| name | engineer-code |
| description | Improve Python implementations with Microsoft Trace by turning prompts, helper functions, or small agent components into trainable code. Use this whenever the user wants to apply Trace or trace-opt, optimize Python behavior from tests or feedback, make a method trainable with nodes, bundles, or models, or decide how to structure a Trace training loop for code-focused work. |
| argument-hint | Describe the Python behavior, available feedback signal, candidate trainable boundary, and whether you are choosing between a Trace node, bundle, or model. |
| license | MIT |
| compatibility | Requires Python 3.11+. Designed for repositories that can install or already use Microsoft Trace via the `trace-opt` package. |
| metadata | {"author":"Tyler Kendrick","version":"0.1.0"} |
Engineer Code
Use this skill to help users apply Microsoft Trace to optimize Python code implementations instead of treating Trace as a generic prompt-tuning tool.
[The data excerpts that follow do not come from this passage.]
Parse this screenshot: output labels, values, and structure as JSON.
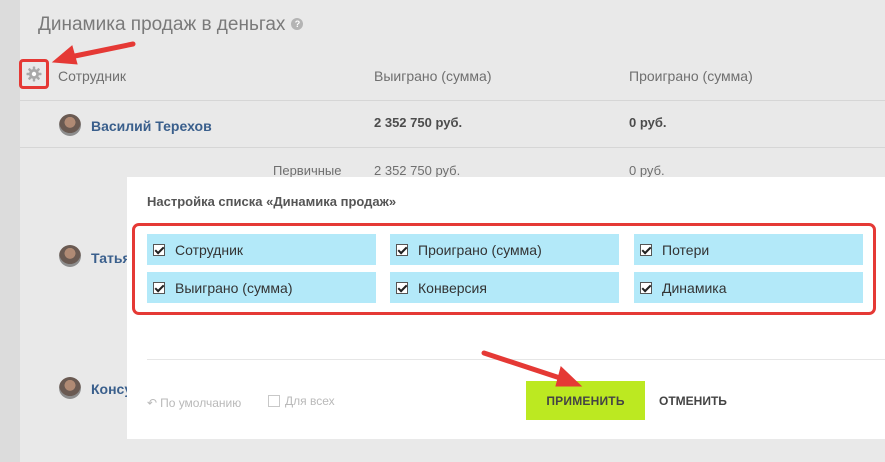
{
  "page": {
    "title": "Динамика продаж в деньгах",
    "help_icon": "?"
  },
  "table": {
    "headers": [
      "Сотрудник",
      "Выиграно (сумма)",
      "Проиграно (сумма)"
    ],
    "rows": [
      {
        "name": "Василий Терехов",
        "won": "2 352 750 руб.",
        "lost": "0 руб."
      },
      {
        "sublabel": "Первичные",
        "won": "2 352 750 руб.",
        "lost": "0 руб."
      },
      {
        "name": "Татья"
      },
      {
        "name": "Консу"
      }
    ]
  },
  "modal": {
    "title": "Настройка списка «Динамика продаж»",
    "options": [
      {
        "label": "Сотрудник",
        "checked": true
      },
      {
        "label": "Проиграно (сумма)",
        "checked": true
      },
      {
        "label": "Потери",
        "checked": true
      },
      {
        "label": "Выиграно (сумма)",
        "checked": true
      },
      {
        "label": "Конверсия",
        "checked": true
      },
      {
        "label": "Динамика",
        "checked": true
      }
    ],
    "default_link": "По умолчанию",
    "for_all_label": "Для всех",
    "for_all_checked": false,
    "apply_label": "ПРИМЕНИТЬ",
    "cancel_label": "ОТМЕНИТЬ"
  },
  "colors": {
    "annotation": "#e53935",
    "option_bg": "#b3e9f9",
    "apply_bg": "#bce921",
    "name_link": "#3a5f8c"
  },
  "icons": {
    "settings": "gear-icon",
    "help": "question-circle-icon",
    "default": "undo-icon"
  }
}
Read references/microsoft-trace-trainable-methods.md before giving detailed guidance. It summarizes the core Trace workflow, code patterns, and caveats with citations to the Trace repository, docs, paper, examples, and generated API docs.
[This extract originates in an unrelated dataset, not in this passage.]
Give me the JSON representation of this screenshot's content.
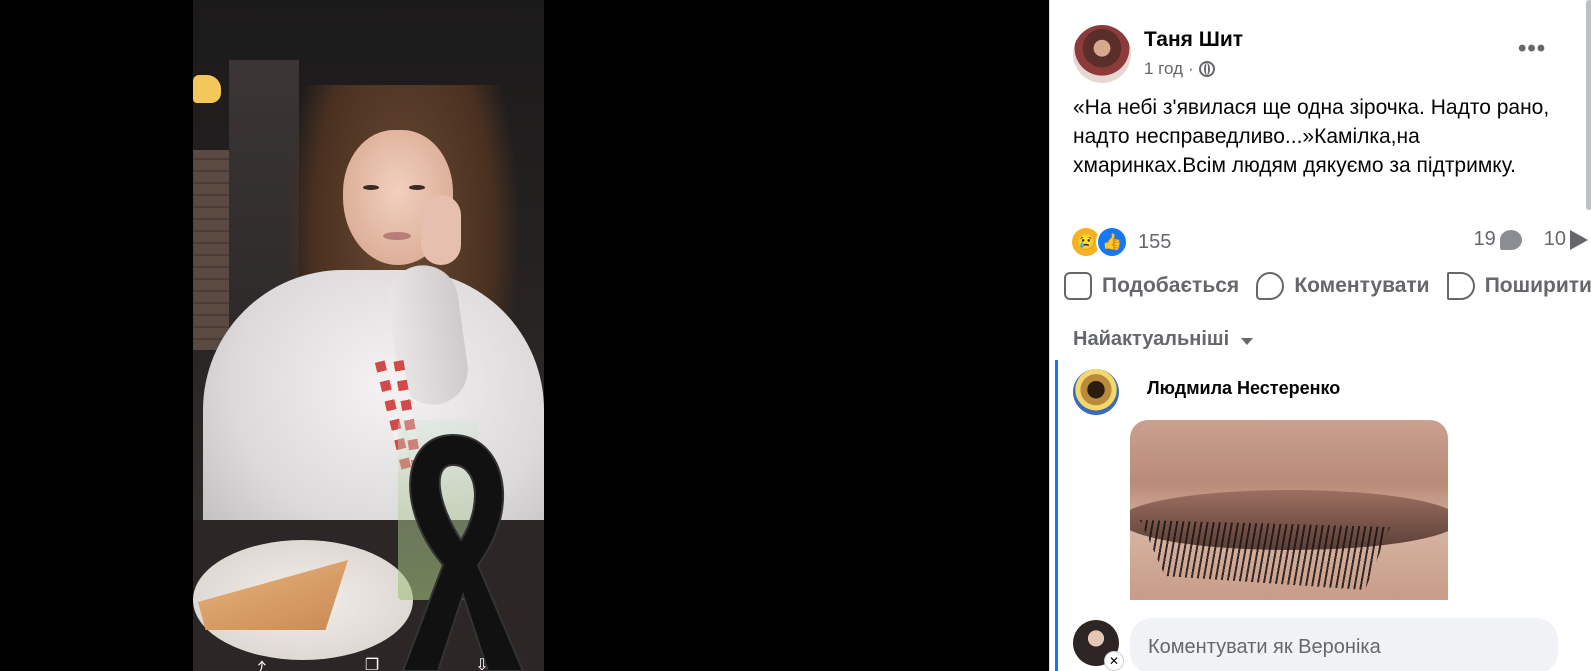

When the task resembles an official Trace example pattern, map to the closest example before inventing a larger custom design.
When to use this skill
- The user wants to optimize Python behavior with Microsoft Trace or
trace-opt.
- The user wants to convert a prompt, helper function, or small agent method into a trainable Trace component.
- The user asks how to use
trace.node, @trace.bundle, @trace.model, ExecutionError, or OptoPrime.
- The user wants to train code from unit-test results, benchmark scores, natural-language critiques, compiler errors, or other non-scalar feedback.
- The user wants help deciding what should stay plain Python and what should become a Trace parameter.
Do not use this skill as the primary fix for generic Python runtime performance tuning, missing Trace installation, infrastructure or tooling failures, or tasks with no repeatable feedback signal. In those cases, say Trace is a bad fit or only a secondary lever.
Required inputs
- The Python behavior or component to improve.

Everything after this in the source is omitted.